First we will let the mother know that we will find a solution. 99.9% of acne cases are treatable. The causes of such failures are a misdiagnosis or the type of acne has not been treated correctly. It may take up to 3 months to find out the type of acne. Then the correct treatment can be used.

- Patience comes with patience?

Exactly.The answer is to see the aggravating factors. Sometimes even after the treatment is finished; maintenance is key. And above all, with rebellious acnes, we must anticipate, and let the patient understand that the treatment will last for a period of 4 to 5 years.

- Is it less common among young people today than 20 years ago?

Of course.Today there are fewer acne patients than 20 years ago.

- Why is it thatin the last 10 years, their have been important advances?

Yes, especially vitamin A, and a drug called Accutane has made a big difference.We also do special formulas tailored to each patients needs.

- What is the role of laser?

Laser is not the treatment for acne. It may be used in exceptional cases.If there are scars due to acne, laser is recommended to diminish scars and improve overall appearance.

- So, scars are going to stay? Even if the patient follows treatment as directed and does not touch his/her face?

This is why it is of utmost importance to follow treatment as instructed, and to continue with the treatment. With time, overall appearance will get better.

- What is your protocol Dr. Pablo facing a severe acne?

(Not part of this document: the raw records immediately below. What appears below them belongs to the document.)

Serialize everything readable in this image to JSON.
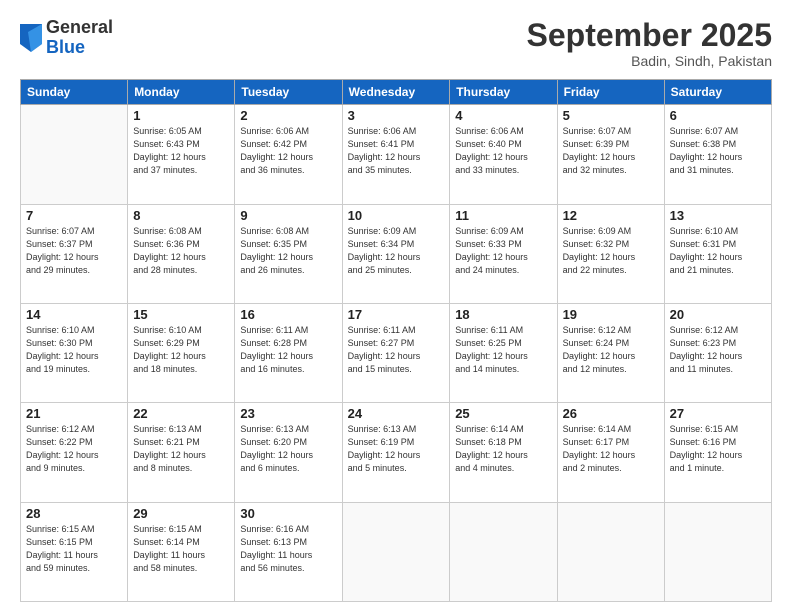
{
  "logo": {
    "general": "General",
    "blue": "Blue"
  },
  "header": {
    "month": "September 2025",
    "location": "Badin, Sindh, Pakistan"
  },
  "days_header": [
    "Sunday",
    "Monday",
    "Tuesday",
    "Wednesday",
    "Thursday",
    "Friday",
    "Saturday"
  ],
  "weeks": [
    [
      {
        "day": "",
        "info": ""
      },
      {
        "day": "1",
        "info": "Sunrise: 6:05 AM\nSunset: 6:43 PM\nDaylight: 12 hours\nand 37 minutes."
      },
      {
        "day": "2",
        "info": "Sunrise: 6:06 AM\nSunset: 6:42 PM\nDaylight: 12 hours\nand 36 minutes."
      },
      {
        "day": "3",
        "info": "Sunrise: 6:06 AM\nSunset: 6:41 PM\nDaylight: 12 hours\nand 35 minutes."
      },
      {
        "day": "4",
        "info": "Sunrise: 6:06 AM\nSunset: 6:40 PM\nDaylight: 12 hours\nand 33 minutes."
      },
      {
        "day": "5",
        "info": "Sunrise: 6:07 AM\nSunset: 6:39 PM\nDaylight: 12 hours\nand 32 minutes."
      },
      {
        "day": "6",
        "info": "Sunrise: 6:07 AM\nSunset: 6:38 PM\nDaylight: 12 hours\nand 31 minutes."
      }
    ],
    [
      {
        "day": "7",
        "info": "Sunrise: 6:07 AM\nSunset: 6:37 PM\nDaylight: 12 hours\nand 29 minutes."
      },
      {
        "day": "8",
        "info": "Sunrise: 6:08 AM\nSunset: 6:36 PM\nDaylight: 12 hours\nand 28 minutes."
      },
      {
        "day": "9",
        "info": "Sunrise: 6:08 AM\nSunset: 6:35 PM\nDaylight: 12 hours\nand 26 minutes."
      },
      {
        "day": "10",
        "info": "Sunrise: 6:09 AM\nSunset: 6:34 PM\nDaylight: 12 hours\nand 25 minutes."
      },
      {
        "day": "11",
        "info": "Sunrise: 6:09 AM\nSunset: 6:33 PM\nDaylight: 12 hours\nand 24 minutes."
      },
      {
        "day": "12",
        "info": "Sunrise: 6:09 AM\nSunset: 6:32 PM\nDaylight: 12 hours\nand 22 minutes."
      },
      {
        "day": "13",
        "info": "Sunrise: 6:10 AM\nSunset: 6:31 PM\nDaylight: 12 hours\nand 21 minutes."
      }
    ],
    [
      {
        "day": "14",
        "info": "Sunrise: 6:10 AM\nSunset: 6:30 PM\nDaylight: 12 hours\nand 19 minutes."
      },
      {
        "day": "15",
        "info": "Sunrise: 6:10 AM\nSunset: 6:29 PM\nDaylight: 12 hours\nand 18 minutes."
      },
      {
        "day": "16",
        "info": "Sunrise: 6:11 AM\nSunset: 6:28 PM\nDaylight: 12 hours\nand 16 minutes."
      },
      {
        "day": "17",
        "info": "Sunrise: 6:11 AM\nSunset: 6:27 PM\nDaylight: 12 hours\nand 15 minutes."
      },
      {
        "day": "18",
        "info": "Sunrise: 6:11 AM\nSunset: 6:25 PM\nDaylight: 12 hours\nand 14 minutes."
      },
      {
        "day": "19",
        "info": "Sunrise: 6:12 AM\nSunset: 6:24 PM\nDaylight: 12 hours\nand 12 minutes."
      },
      {
        "day": "20",
        "info": "Sunrise: 6:12 AM\nSunset: 6:23 PM\nDaylight: 12 hours\nand 11 minutes."
      }
    ],
    [
      {
        "day": "21",
        "info": "Sunrise: 6:12 AM\nSunset: 6:22 PM\nDaylight: 12 hours\nand 9 minutes."
      },
      {
        "day": "22",
        "info": "Sunrise: 6:13 AM\nSunset: 6:21 PM\nDaylight: 12 hours\nand 8 minutes."
      },
      {
        "day": "23",
        "info": "Sunrise: 6:13 AM\nSunset: 6:20 PM\nDaylight: 12 hours\nand 6 minutes."
      },
      {
        "day": "24",
        "info": "Sunrise: 6:13 AM\nSunset: 6:19 PM\nDaylight: 12 hours\nand 5 minutes."
      },
      {
        "day": "25",
        "info": "Sunrise: 6:14 AM\nSunset: 6:18 PM\nDaylight: 12 hours\nand 4 minutes."
      },
      {
        "day": "26",
        "info": "Sunrise: 6:14 AM\nSunset: 6:17 PM\nDaylight: 12 hours\nand 2 minutes."
      },
      {
        "day": "27",
        "info": "Sunrise: 6:15 AM\nSunset: 6:16 PM\nDaylight: 12 hours\nand 1 minute."
      }
    ],
    [
      {
        "day": "28",
        "info": "Sunrise: 6:15 AM\nSunset: 6:15 PM\nDaylight: 11 hours\nand 59 minutes."
      },
      {
        "day": "29",
        "info": "Sunrise: 6:15 AM\nSunset: 6:14 PM\nDaylight: 11 hours\nand 58 minutes."
      },
      {
        "day": "30",
        "info": "Sunrise: 6:16 AM\nSunset: 6:13 PM\nDaylight: 11 hours\nand 56 minutes."
      },
      {
        "day": "",
        "info": ""
      },
      {
        "day": "",
        "info": ""
      },
      {
        "day": "",
        "info": ""
      },
      {
        "day": "",
        "info": ""
      }
    ]
  ]
}
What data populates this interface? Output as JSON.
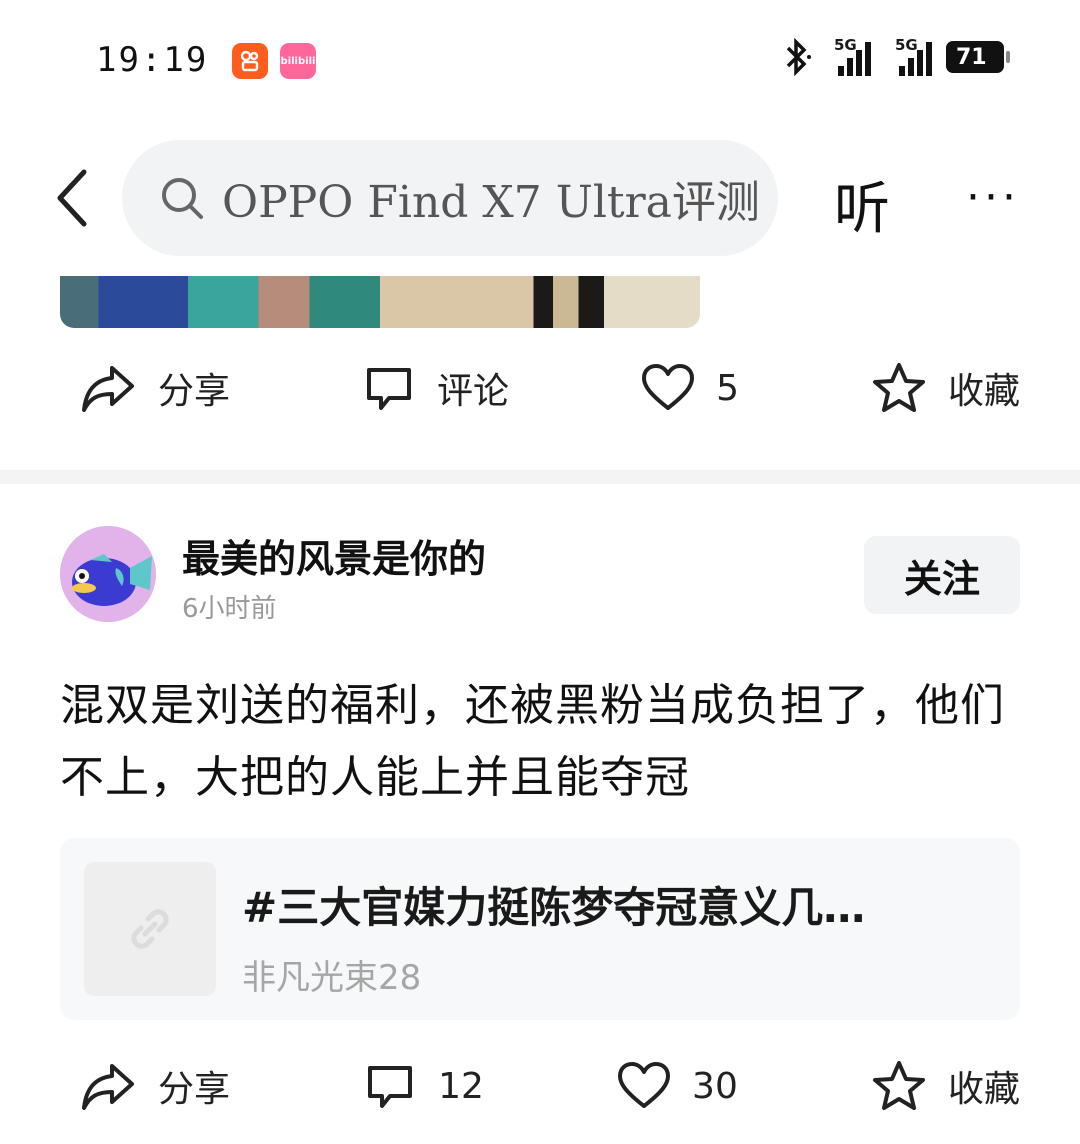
{
  "status_bar": {
    "time": "19:19",
    "apps": [
      "kuaishou-icon",
      "bilibili-icon"
    ],
    "bilibili_label": "bilibili",
    "network_1": "5G",
    "network_2": "5G",
    "battery": "71"
  },
  "top_nav": {
    "search_text": "OPPO Find X7 Ultra评测",
    "listen_label": "听",
    "more_label": "···"
  },
  "prev_post_actions": {
    "share": "分享",
    "comment": "评论",
    "like_count": "5",
    "favorite": "收藏"
  },
  "post": {
    "username": "最美的风景是你的",
    "time": "6小时前",
    "follow_label": "关注",
    "content": "混双是刘送的福利，还被黑粉当成负担了，他们不上，大把的人能上并且能夺冠",
    "link": {
      "title": "#三大官媒力挺陈梦夺冠意义几…",
      "source": "非凡光束28"
    }
  },
  "post_actions": {
    "share": "分享",
    "comment_count": "12",
    "like_count": "30",
    "favorite": "收藏"
  },
  "colors": {
    "background": "#ffffff",
    "search_bg": "#f2f3f5",
    "divider": "#f4f4f4",
    "muted_text": "#999999"
  }
}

First we must go over the patient’s clinical history to see what kind of acne it is and what has been the trigger. For instance, if it is a woman with androgenic signs we must know what medications are taken. (Antidepressants or medications for seizures can produce acne). Next we will customize the treatment for the patient’s specific needs. Last, but not least is to create a maintenance protocol. Patients should NEVER touch their face.Stress also plays a big role in this skin condition. Exercise is always recommended to reduce stress. Usually there are only a few analytics done. Getting to know the patient along with a thorough clinical study is key.

- Is visiting with a Psychologist sometimes needed?

Often the dermatologist serves as a psychologist by asking questions and getting to know the patient.

Dr. Pablo Umbert, a hug and thank you for being with us. For having spoken of acne. Dr. Pablo Umbert, Chief of Dermatology of l'Hospital Sagrat cor, teaching unit of the University of Barcelona and head of the Institute Pau Umbert at Clínica Corachàn of Barcelona.